Dick also took the better path, I think, when his alternate history novel within an alternative history wasn't our history, but a completely different history. It would have been disappointing to have The Grasshopper Lies Heavy be what we know as history.
Perhaps current readers expect something different from science fiction nowadays. More action, more technology, more spectacle, something not what it was. But it gives the reader something to think about: and that makes it good science fiction.
The "clichés" about Japanese and German cultures were authentic to the 60s: the setting for the story and the time it was written.
I have to agree that his alternate history within his novel not being our history is a good thing. I'm not sure if that would have been cliché when he wrote this, but it definitely is now.

I'm enjoying it. Yes, it's dated and yes some of the writing is a little odd (for example the dropping of articles and pronouns in some of the dialogue which I guess is mean to "japanese-ify" the English but just reminds me of Rorshach in Watchmen), but its clear that this is one of the places a lot of the alternative history cliches / tropes got started.

Ha! Yeah, that actually kind of drove me crazy during this last read. It kept reminding me of Truman Capote in the ending of this clip from the '70s detective movie spoof Murder by Death:
https://www.youtube.com/watch?v=znS3g...

Still, the story the way it is being told is not holding my interest.

I don't know how true it is, but actually one stereotype about Japan has always been that it is a copying culture, absorbing and assimilating elements from abroad and reinterpreting them in their own way. So actually this element of the story actually plays into that stereotype.
Or...you could see it as a "spoils of the victor" kind of thing.
One of the curious features of the novel is the characters use of the I Ching. I also heard (and mostly disbelieve) is that Dick wrote the whole book by asking questions to the oracle, then interrupting the answer into the direction of the story.
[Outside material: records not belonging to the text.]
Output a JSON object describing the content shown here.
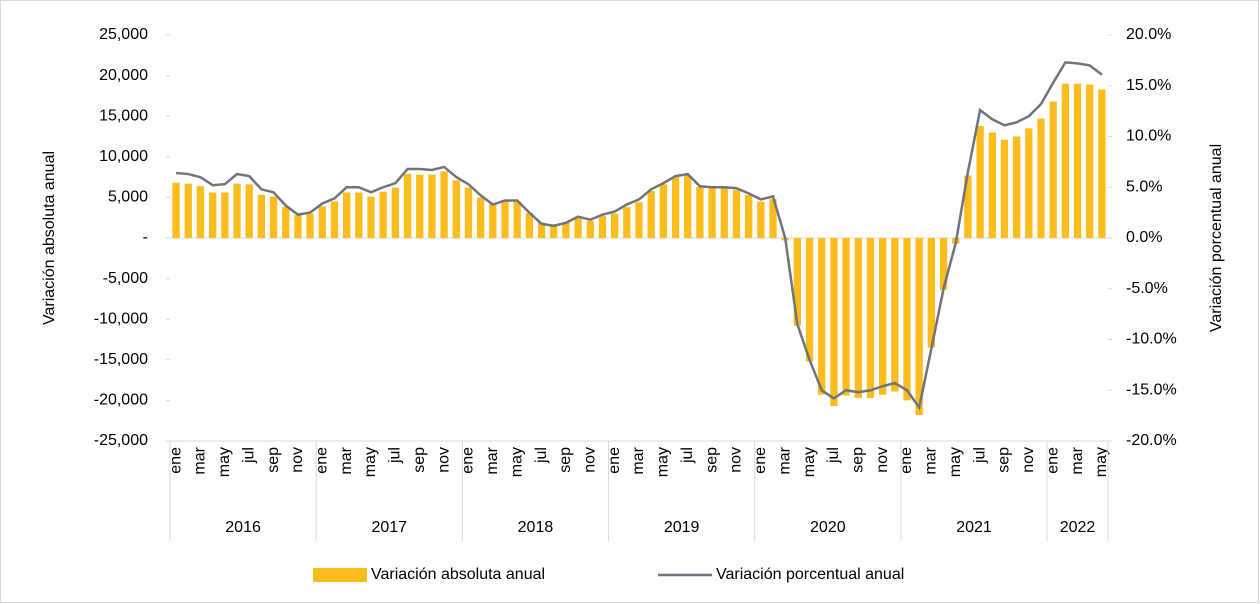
{
  "chart_data": {
    "type": "bar_line",
    "categories": [
      "ene",
      null,
      "mar",
      null,
      "may",
      null,
      "jul",
      null,
      "sep",
      null,
      "nov",
      null,
      "ene",
      null,
      "mar",
      null,
      "may",
      null,
      "jul",
      null,
      "sep",
      null,
      "nov",
      null,
      "ene",
      null,
      "mar",
      null,
      "may",
      null,
      "jul",
      null,
      "sep",
      null,
      "nov",
      null,
      "ene",
      null,
      "mar",
      null,
      "may",
      null,
      "jul",
      null,
      "sep",
      null,
      "nov",
      null,
      "ene",
      null,
      "mar",
      null,
      "may",
      null,
      "jul",
      null,
      "sep",
      null,
      "nov",
      null,
      "ene",
      null,
      "mar",
      null,
      "may",
      null,
      "jul",
      null,
      "sep",
      null,
      "nov",
      null,
      "ene",
      null,
      "mar",
      null,
      "may"
    ],
    "years": [
      "2016",
      null,
      null,
      null,
      null,
      null,
      null,
      null,
      null,
      null,
      null,
      null,
      "2017",
      null,
      null,
      null,
      null,
      null,
      null,
      null,
      null,
      null,
      null,
      null,
      "2018",
      null,
      null,
      null,
      null,
      null,
      null,
      null,
      null,
      null,
      null,
      null,
      "2019",
      null,
      null,
      null,
      null,
      null,
      null,
      null,
      null,
      null,
      null,
      null,
      "2020",
      null,
      null,
      null,
      null,
      null,
      null,
      null,
      null,
      null,
      null,
      null,
      "2021",
      null,
      null,
      null,
      null,
      null,
      null,
      null,
      null,
      null,
      null,
      null,
      "2022",
      null,
      null,
      null,
      null
    ],
    "series": [
      {
        "name": "Variación absoluta anual",
        "kind": "bar",
        "color": "#fbbc1e",
        "axis": "y",
        "values": [
          6800,
          6700,
          6400,
          5600,
          5600,
          6700,
          6600,
          5300,
          5100,
          3800,
          2800,
          3000,
          3900,
          4500,
          5600,
          5600,
          5100,
          5700,
          6200,
          7900,
          7800,
          7800,
          8200,
          7100,
          6200,
          5000,
          4200,
          4500,
          4500,
          3100,
          1900,
          1700,
          1900,
          2400,
          2100,
          2700,
          3000,
          3800,
          4400,
          5800,
          6600,
          7500,
          7700,
          6300,
          6100,
          6100,
          5900,
          5300,
          4500,
          4800,
          -300,
          -10800,
          -15200,
          -19300,
          -20700,
          -19400,
          -19700,
          -19700,
          -19300,
          -18900,
          -20000,
          -21800,
          -13500,
          -6400,
          -700,
          7700,
          13800,
          13000,
          12100,
          12500,
          13500,
          14700,
          16800,
          19000,
          19000,
          18900,
          18300
        ]
      },
      {
        "name": "Variación porcentual anual",
        "kind": "line",
        "color": "#6f747b",
        "axis": "y2",
        "values": [
          6.4,
          6.3,
          6.0,
          5.2,
          5.3,
          6.3,
          6.1,
          4.8,
          4.5,
          3.2,
          2.3,
          2.5,
          3.4,
          3.9,
          5.0,
          5.0,
          4.5,
          5.0,
          5.4,
          6.8,
          6.8,
          6.7,
          7.0,
          6.0,
          5.3,
          4.2,
          3.3,
          3.7,
          3.7,
          2.5,
          1.4,
          1.2,
          1.5,
          2.1,
          1.8,
          2.3,
          2.6,
          3.3,
          3.8,
          4.8,
          5.4,
          6.1,
          6.3,
          5.1,
          5.0,
          5.0,
          4.9,
          4.4,
          3.8,
          4.1,
          0.0,
          -8.5,
          -12.0,
          -15.0,
          -15.8,
          -15.0,
          -15.2,
          -15.0,
          -14.6,
          -14.3,
          -15.0,
          -16.7,
          -10.9,
          -5.0,
          -0.5,
          6.5,
          12.6,
          11.7,
          11.1,
          11.4,
          12.0,
          13.2,
          15.3,
          17.3,
          17.2,
          17.0,
          16.1
        ]
      }
    ],
    "ylabel": "Variación absoluta anual",
    "y2label": "Variación porcentual anual",
    "ylim": [
      -25000,
      25000
    ],
    "yticks": [
      {
        "value": -25000,
        "label": "-25,000"
      },
      {
        "value": -20000,
        "label": "-20,000"
      },
      {
        "value": -15000,
        "label": "-15,000"
      },
      {
        "value": -10000,
        "label": "-10,000"
      },
      {
        "value": -5000,
        "label": "-5,000"
      },
      {
        "value": 0,
        "label": "-"
      },
      {
        "value": 5000,
        "label": "5,000"
      },
      {
        "value": 10000,
        "label": "10,000"
      },
      {
        "value": 15000,
        "label": "15,000"
      },
      {
        "value": 20000,
        "label": "20,000"
      },
      {
        "value": 25000,
        "label": "25,000"
      }
    ],
    "y2lim": [
      -20,
      20
    ],
    "y2ticks": [
      {
        "value": -20,
        "label": "-20.0%"
      },
      {
        "value": -15,
        "label": "-15.0%"
      },
      {
        "value": -10,
        "label": "-10.0%"
      },
      {
        "value": -5,
        "label": "-5.0%"
      },
      {
        "value": 0,
        "label": "0.0%"
      },
      {
        "value": 5,
        "label": "5.0%"
      },
      {
        "value": 10,
        "label": "10.0%"
      },
      {
        "value": 15,
        "label": "15.0%"
      },
      {
        "value": 20,
        "label": "20.0%"
      }
    ],
    "grid": false,
    "legend": "bottom"
  }
}
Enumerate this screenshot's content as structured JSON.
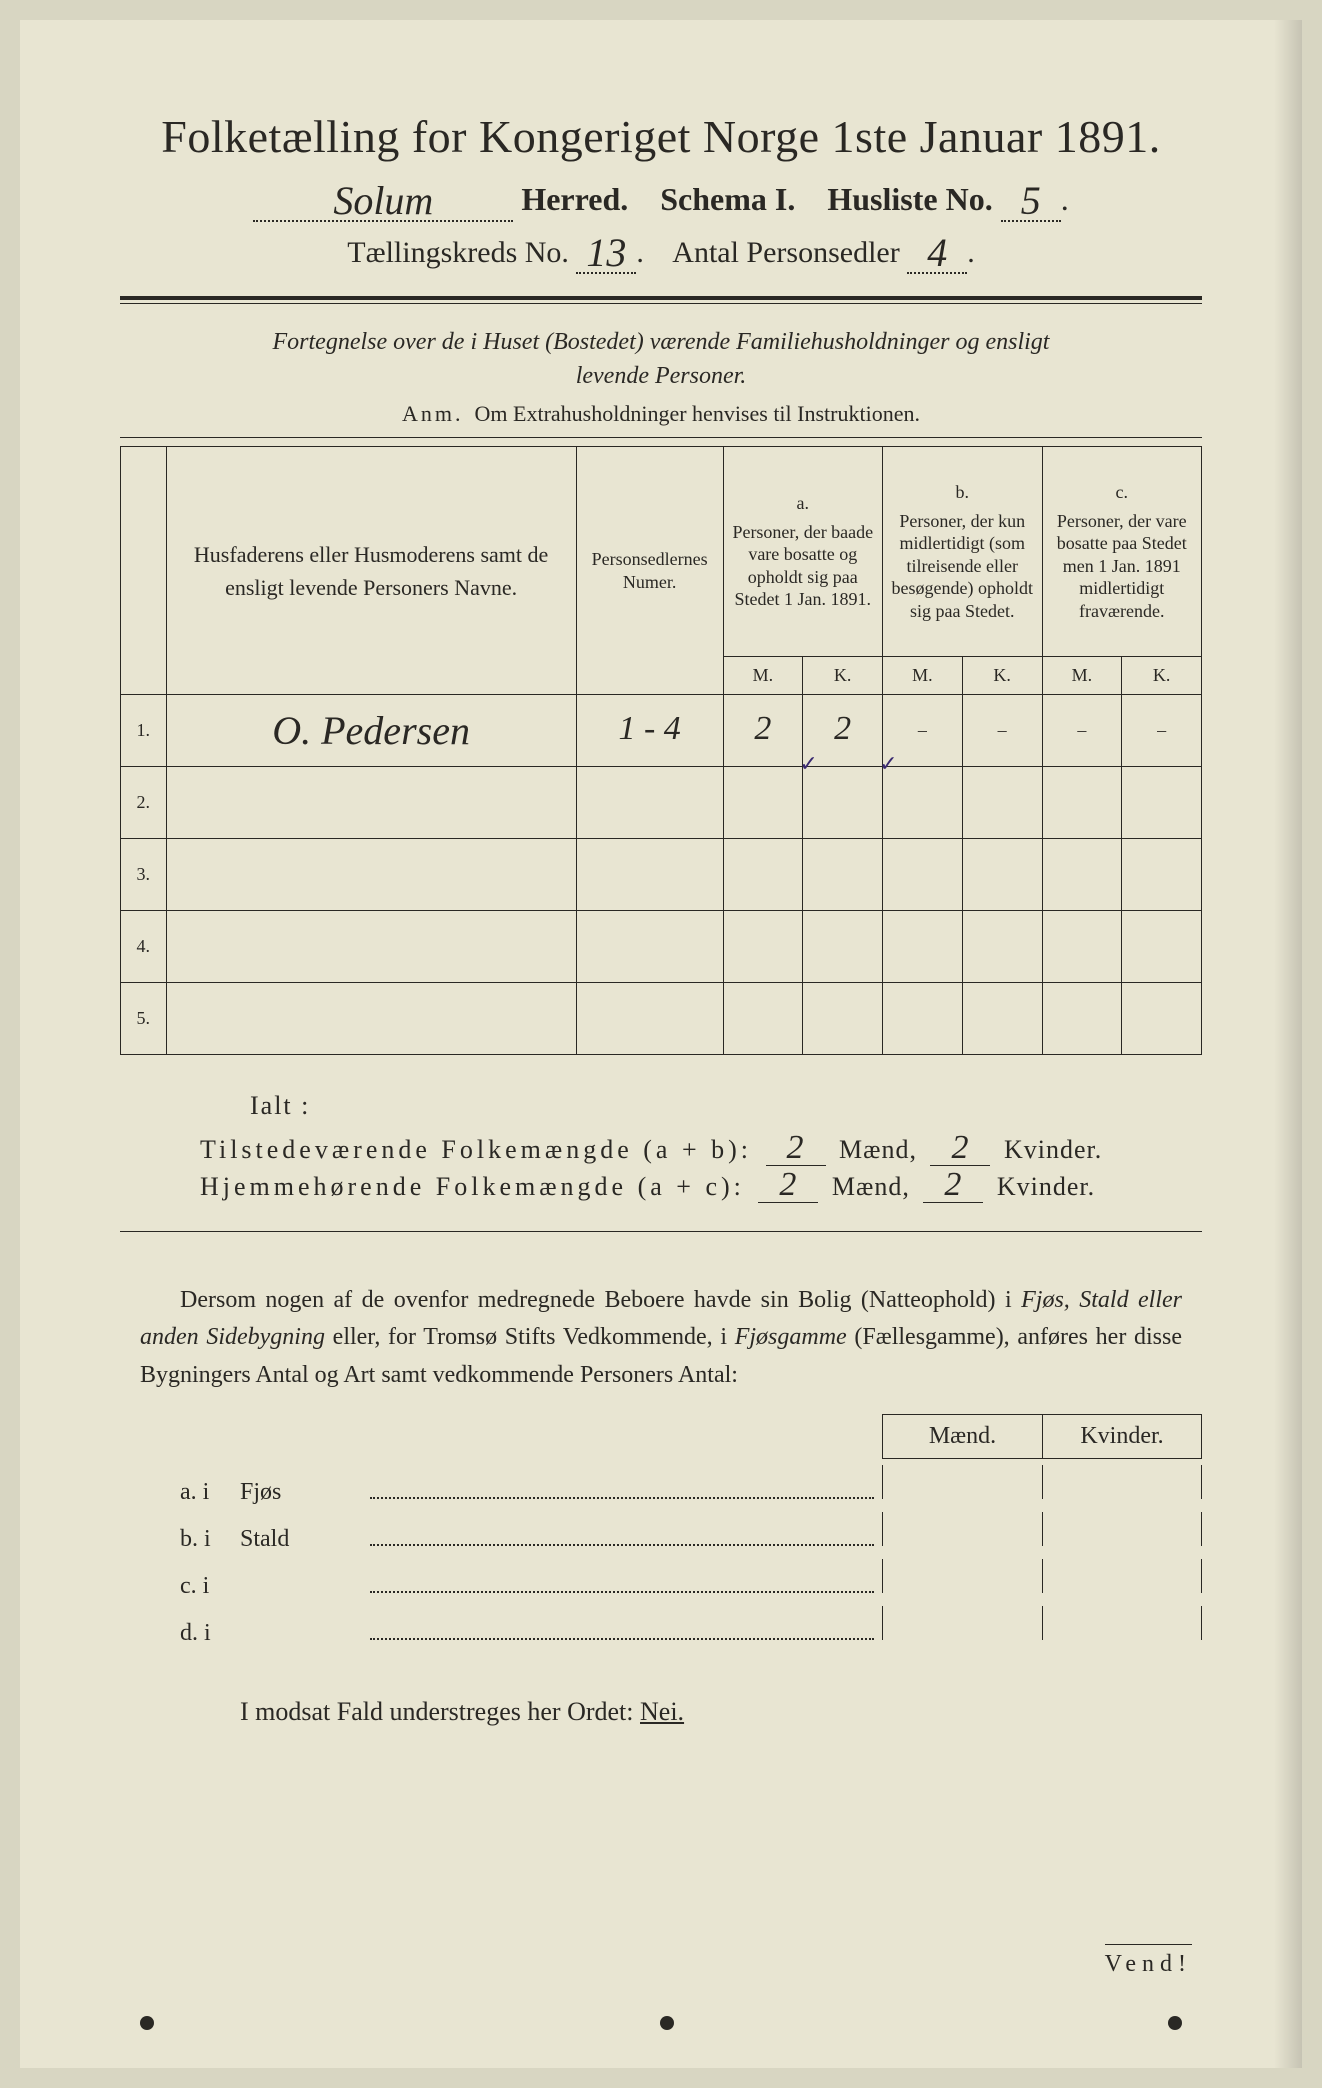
{
  "colors": {
    "paper": "#e8e5d2",
    "ink": "#2a2824",
    "check": "#3a2a70",
    "bg": "#d8d6c2"
  },
  "header": {
    "title": "Folketælling for Kongeriget Norge 1ste Januar 1891.",
    "herred_value": "Solum",
    "herred_label": "Herred.",
    "schema_label": "Schema I.",
    "husliste_label": "Husliste No.",
    "husliste_value": "5",
    "kreds_label": "Tællingskreds No.",
    "kreds_value": "13",
    "antal_label": "Antal Personsedler",
    "antal_value": "4"
  },
  "subtitle": {
    "line1": "Fortegnelse over de i Huset (Bostedet) værende Familiehusholdninger og ensligt",
    "line2": "levende Personer.",
    "anm_label": "Anm.",
    "anm_text": "Om Extrahusholdninger henvises til Instruktionen."
  },
  "table": {
    "col_name": "Husfaderens eller Husmoderens samt de ensligt levende Personers Navne.",
    "col_pers": "Personsedlernes Numer.",
    "col_a_label": "a.",
    "col_a": "Personer, der baade vare bosatte og opholdt sig paa Stedet 1 Jan. 1891.",
    "col_b_label": "b.",
    "col_b": "Personer, der kun midlertidigt (som tilreisende eller besøgende) opholdt sig paa Stedet.",
    "col_c_label": "c.",
    "col_c": "Personer, der vare bosatte paa Stedet men 1 Jan. 1891 midlertidigt fraværende.",
    "m": "M.",
    "k": "K.",
    "rows": [
      {
        "n": "1.",
        "name": "O. Pedersen",
        "pers": "1 - 4",
        "a_m": "2",
        "a_k": "2",
        "b_m": "–",
        "b_k": "–",
        "c_m": "–",
        "c_k": "–",
        "check_a_m": "✓",
        "check_a_k": "✓"
      },
      {
        "n": "2.",
        "name": "",
        "pers": "",
        "a_m": "",
        "a_k": "",
        "b_m": "",
        "b_k": "",
        "c_m": "",
        "c_k": ""
      },
      {
        "n": "3.",
        "name": "",
        "pers": "",
        "a_m": "",
        "a_k": "",
        "b_m": "",
        "b_k": "",
        "c_m": "",
        "c_k": ""
      },
      {
        "n": "4.",
        "name": "",
        "pers": "",
        "a_m": "",
        "a_k": "",
        "b_m": "",
        "b_k": "",
        "c_m": "",
        "c_k": ""
      },
      {
        "n": "5.",
        "name": "",
        "pers": "",
        "a_m": "",
        "a_k": "",
        "b_m": "",
        "b_k": "",
        "c_m": "",
        "c_k": ""
      }
    ]
  },
  "totals": {
    "ialt": "Ialt :",
    "line1_label": "Tilstedeværende Folkemængde (a + b):",
    "line2_label": "Hjemmehørende Folkemængde (a + c):",
    "maend": "Mænd,",
    "kvinder": "Kvinder.",
    "l1_m": "2",
    "l1_k": "2",
    "l2_m": "2",
    "l2_k": "2"
  },
  "para": {
    "text1": "Dersom nogen af de ovenfor medregnede Beboere havde sin Bolig (Natteophold) i ",
    "em1": "Fjøs, Stald eller anden Sidebygning",
    "text2": " eller, for Tromsø Stifts Vedkommende, i ",
    "em2": "Fjøsgamme",
    "text3": " (Fællesgamme), anføres her disse Bygningers Antal og Art samt vedkommende Personers Antal:"
  },
  "side": {
    "maend": "Mænd.",
    "kvinder": "Kvinder.",
    "rows": [
      {
        "lbl": "a.  i",
        "txt": "Fjøs"
      },
      {
        "lbl": "b.  i",
        "txt": "Stald"
      },
      {
        "lbl": "c.  i",
        "txt": ""
      },
      {
        "lbl": "d.  i",
        "txt": ""
      }
    ]
  },
  "modsat": {
    "text": "I modsat Fald understreges her Ordet: ",
    "nei": "Nei."
  },
  "vend": "Vend!"
}
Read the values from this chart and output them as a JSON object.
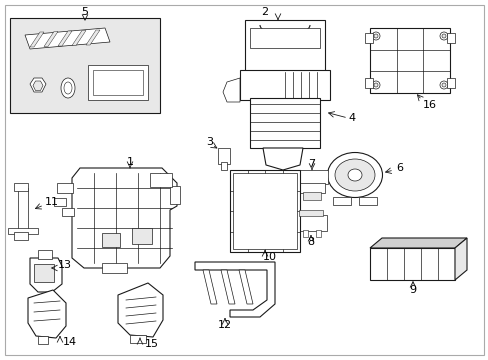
{
  "bg_color": "#ffffff",
  "line_color": "#1a1a1a",
  "fill_light": "#e8e8e8",
  "fill_medium": "#d0d0d0",
  "label_color": "#000000",
  "figw": 4.89,
  "figh": 3.6,
  "dpi": 100
}
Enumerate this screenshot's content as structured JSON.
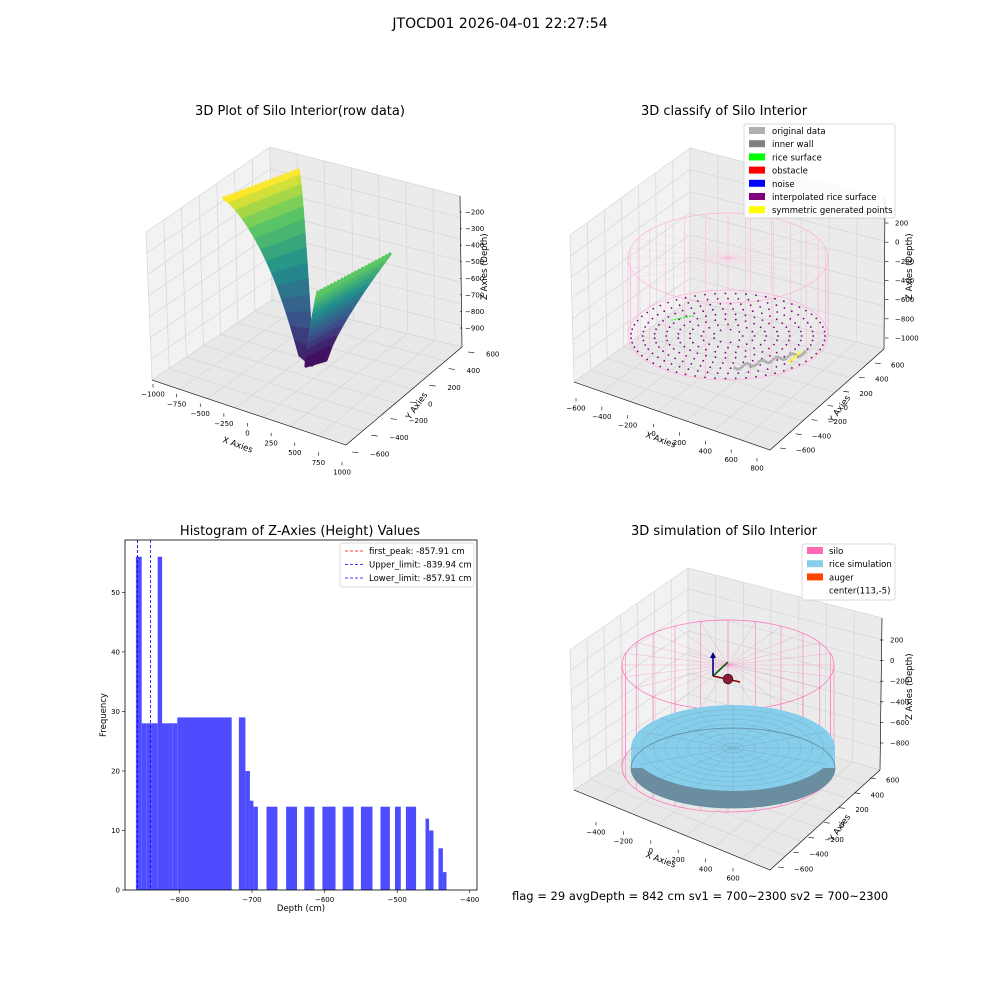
{
  "suptitle": "JTOCD01 2026-04-01 22:27:54",
  "footer": "flag = 29  avgDepth = 842 cm  sv1 = 700~2300  sv2 = 700~2300",
  "chart_data": [
    {
      "type": "surface3d",
      "title": "3D Plot of Silo Interior(row data)",
      "xlabel": "X Axies",
      "ylabel": "Y Axies",
      "zlabel": "Z Axies (Depth)",
      "x_ticks": [
        "−1000",
        "−750",
        "−500",
        "−250",
        "0",
        "250",
        "500",
        "750",
        "1000"
      ],
      "y_ticks": [
        "−600",
        "−400",
        "−200",
        "0",
        "200",
        "400",
        "600"
      ],
      "z_ticks": [
        "−900",
        "−800",
        "−700",
        "−600",
        "−500",
        "−400",
        "−300",
        "−200"
      ],
      "colormap": "viridis",
      "xlim": [
        -1000,
        1000
      ],
      "ylim": [
        -600,
        600
      ],
      "zlim": [
        -950,
        -150
      ]
    },
    {
      "type": "scatter3d",
      "title": "3D classify of Silo Interior",
      "xlabel": "X Axies",
      "ylabel": "Y Axies",
      "zlabel": "Z Axies (Depth)",
      "x_ticks": [
        "−600",
        "−400",
        "−200",
        "0",
        "200",
        "400",
        "600",
        "800"
      ],
      "y_ticks": [
        "−600",
        "−400",
        "−200",
        "0",
        "200",
        "400",
        "600"
      ],
      "z_ticks": [
        "−1000",
        "−800",
        "−600",
        "−400",
        "−200",
        "0",
        "200"
      ],
      "legend": [
        {
          "label": "original data",
          "color": "#b0b0b0"
        },
        {
          "label": "inner wall",
          "color": "#808080"
        },
        {
          "label": "rice surface",
          "color": "#00ff00"
        },
        {
          "label": "obstacle",
          "color": "#ff0000"
        },
        {
          "label": "noise",
          "color": "#0000ff"
        },
        {
          "label": "interpolated rice surface",
          "color": "#800080"
        },
        {
          "label": "symmetric generated points",
          "color": "#ffff00"
        }
      ]
    },
    {
      "type": "bar",
      "title": "Histogram of Z-Axies (Height) Values",
      "xlabel": "Depth (cm)",
      "ylabel": "Frequency",
      "xlim": [
        -875,
        -390
      ],
      "ylim": [
        0,
        58.8
      ],
      "x_ticks": [
        -800,
        -700,
        -600,
        -500,
        -400
      ],
      "x_tick_labels": [
        "−800",
        "−700",
        "−600",
        "−500",
        "−400"
      ],
      "y_ticks": [
        0,
        10,
        20,
        30,
        40,
        50
      ],
      "y_tick_labels": [
        "0",
        "10",
        "20",
        "30",
        "40",
        "50"
      ],
      "bar_color": "#4d4dff",
      "bins": [
        {
          "x0": -860,
          "x1": -852,
          "v": 56
        },
        {
          "x0": -852,
          "x1": -845,
          "v": 28
        },
        {
          "x0": -845,
          "x1": -838,
          "v": 28
        },
        {
          "x0": -838,
          "x1": -830,
          "v": 28
        },
        {
          "x0": -830,
          "x1": -824,
          "v": 56
        },
        {
          "x0": -824,
          "x1": -810,
          "v": 28
        },
        {
          "x0": -810,
          "x1": -803,
          "v": 28
        },
        {
          "x0": -803,
          "x1": -728,
          "v": 29
        },
        {
          "x0": -718,
          "x1": -709,
          "v": 29
        },
        {
          "x0": -709,
          "x1": -703,
          "v": 20
        },
        {
          "x0": -703,
          "x1": -698,
          "v": 15
        },
        {
          "x0": -698,
          "x1": -692,
          "v": 14
        },
        {
          "x0": -680,
          "x1": -665,
          "v": 14
        },
        {
          "x0": -653,
          "x1": -638,
          "v": 14
        },
        {
          "x0": -628,
          "x1": -614,
          "v": 14
        },
        {
          "x0": -603,
          "x1": -585,
          "v": 14
        },
        {
          "x0": -575,
          "x1": -560,
          "v": 14
        },
        {
          "x0": -550,
          "x1": -534,
          "v": 14
        },
        {
          "x0": -523,
          "x1": -510,
          "v": 14
        },
        {
          "x0": -503,
          "x1": -495,
          "v": 14
        },
        {
          "x0": -488,
          "x1": -474,
          "v": 14
        },
        {
          "x0": -461,
          "x1": -456,
          "v": 12
        },
        {
          "x0": -456,
          "x1": -450,
          "v": 10
        },
        {
          "x0": -443,
          "x1": -437,
          "v": 7
        },
        {
          "x0": -437,
          "x1": -432,
          "v": 3
        }
      ],
      "vlines": [
        {
          "x": -857.91,
          "color": "#ff0000",
          "label": "first_peak: -857.91 cm"
        },
        {
          "x": -839.94,
          "color": "#0000ff",
          "label": "Upper_limit: -839.94 cm"
        },
        {
          "x": -857.91,
          "color": "#0000ff",
          "label": "Lower_limit: -857.91 cm"
        }
      ]
    },
    {
      "type": "surface3d",
      "title": "3D simulation of Silo Interior",
      "xlabel": "X Axies",
      "ylabel": "Y Axies",
      "zlabel": "Z Axies (Depth)",
      "x_ticks": [
        "−400",
        "−200",
        "0",
        "200",
        "400",
        "600"
      ],
      "y_ticks": [
        "−600",
        "−400",
        "−200",
        "0",
        "200",
        "400",
        "600"
      ],
      "z_ticks": [
        "−800",
        "−600",
        "−400",
        "−200",
        "0",
        "200"
      ],
      "legend": [
        {
          "label": "silo",
          "color": "#ff69b4"
        },
        {
          "label": "rice simulation",
          "color": "#87ceeb"
        },
        {
          "label": "auger",
          "color": "#ff4500"
        },
        {
          "label": "center(113,-5)",
          "color": "#ffffff"
        }
      ]
    }
  ]
}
After reading the novel again and noting the I Ching's influence, on a lark I found an online I Ching program and asked several questions about a story I had in development. I was surprised at how the answers played right into the story (not that I believe in the powers of the oracle), so I incorporated its answers into my plot as well. Kind of a PKD tribute.
I'm not reading it again this time around.
What are your thoughts on the book itself, the world Dick created, the themes .... what are your thoughts on the book? Tell me all.